We happen to have a few nodes in this state, so I hopped onto another one, and manually killed the pmcd process, and restarted our oso-rhel7-host-monitoring container, and pcp came up in a working state.

With all that being said, we have previously seen cases where docker/container processes became orphaned and were reparented to PID 1. I don't think we're looking at a pcp bug here, but a 'processes are escaping the docker process hierarchy' issue.

FWIW, I did try to run the container without '--pid=host', and pmcd does start up and populate /var/run/pcp/*, and everything seems to be working.

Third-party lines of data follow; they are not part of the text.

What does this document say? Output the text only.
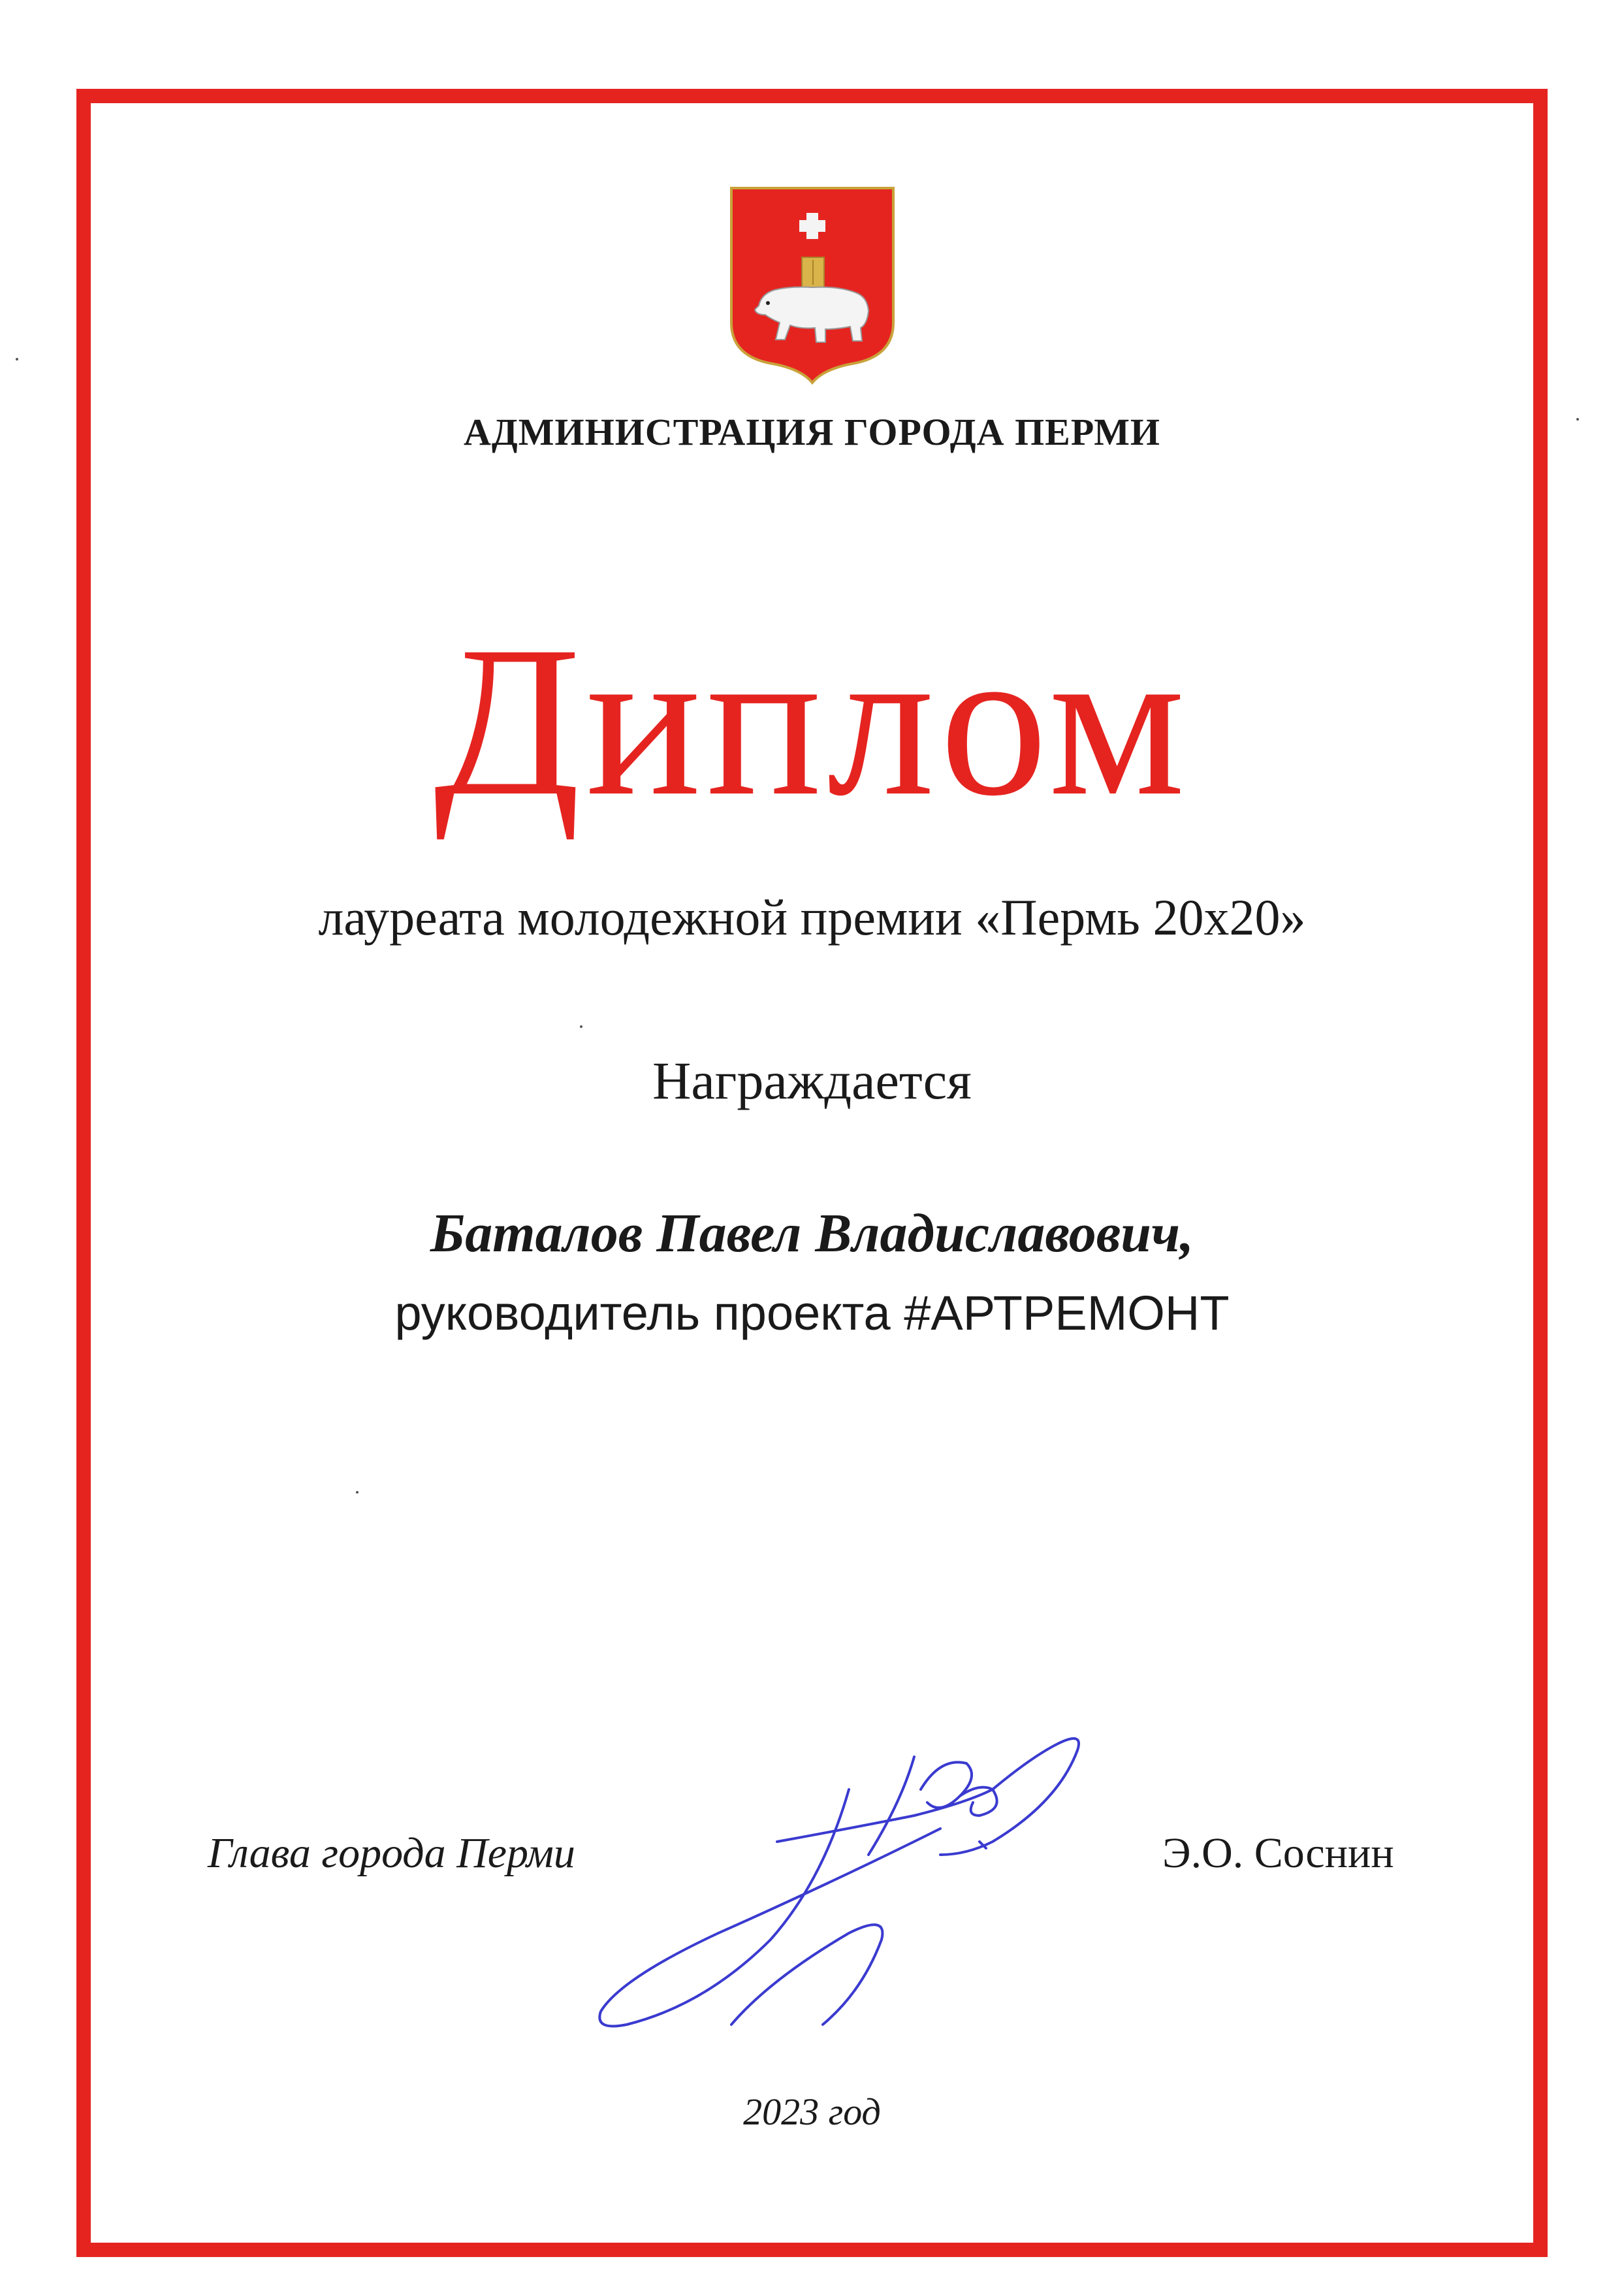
АДМИНИСТРАЦИЯ ГОРОДА ПЕРМИ
Диплом
лауреата молодежной премии «Пермь 20х20»
Награждается
Баталов Павел Владиславович,
руководитель проекта #АРТРЕМОНТ
Глава города Перми	Э.О. Соснин
2023 год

[root@ded-stage-gcp-node-compute-vmgx7 ~]# docker run -ti --name oso-rhel7-host-monitoring --privileged --net=host --ipc=host -v /etc/localtime:/etc/localtime -v /sys:/sys:ro -v /etc/origin/node:/etc/origin/node -v /usr/bin/oc:/usr/bin/oc -v /usr/bin/oadm:/usr/bin/oadm -v /etc/openshift_tools:/container_setup:ro registry.ops.openshift.com/ops/oso-rhel7-host-monitoring:stg bash
[CTR][root@54677b0e120e ~]$ /usr/share/pcp/lib/pmcd start &
[1] 27
[CTR][root@54677b0e120e ~]$ Starting pmcd ... [Wed Jan 25 20:18:18] pmcd(74) Error: gethostname failure
[Wed Jan 25 20:18:18] pmcd(74) Error: Can't get host name/IP address, giving up
Warning: the following access control specification will be ignored
pmcd config[line 16]: Warning: access control error for host 'local:*': Host is down
[Wed Jan 25 20:18:18] pmcd(76) Error: OpenRequestSocket(44321, INADDR_ANY, inet) __pmBind: Address already in use
[Wed Jan 25 20:18:18] pmcd(76) Error: pmcd may already be running
[Wed Jan 25 20:18:18] pmcd(76) Error: OpenRequestSocket(44321, INADDR_ANY, ipv6) __pmBind: Address already in use
[Wed Jan 25 20:18:18] pmcd(76) Error: pmcd may already be running


[CTR][root@54677b0e120e ~]$ pminfo -f hinv.ncpu

hinv.ncpu
    value 4


I think this bug can be closed, and we'll see about trying to gather some info to open a docker bug for this "escaped process" issue.

Comment 19 Nathan Scott 2017-02-01 00:36:57 UTC

Closing as per Joels note in #c18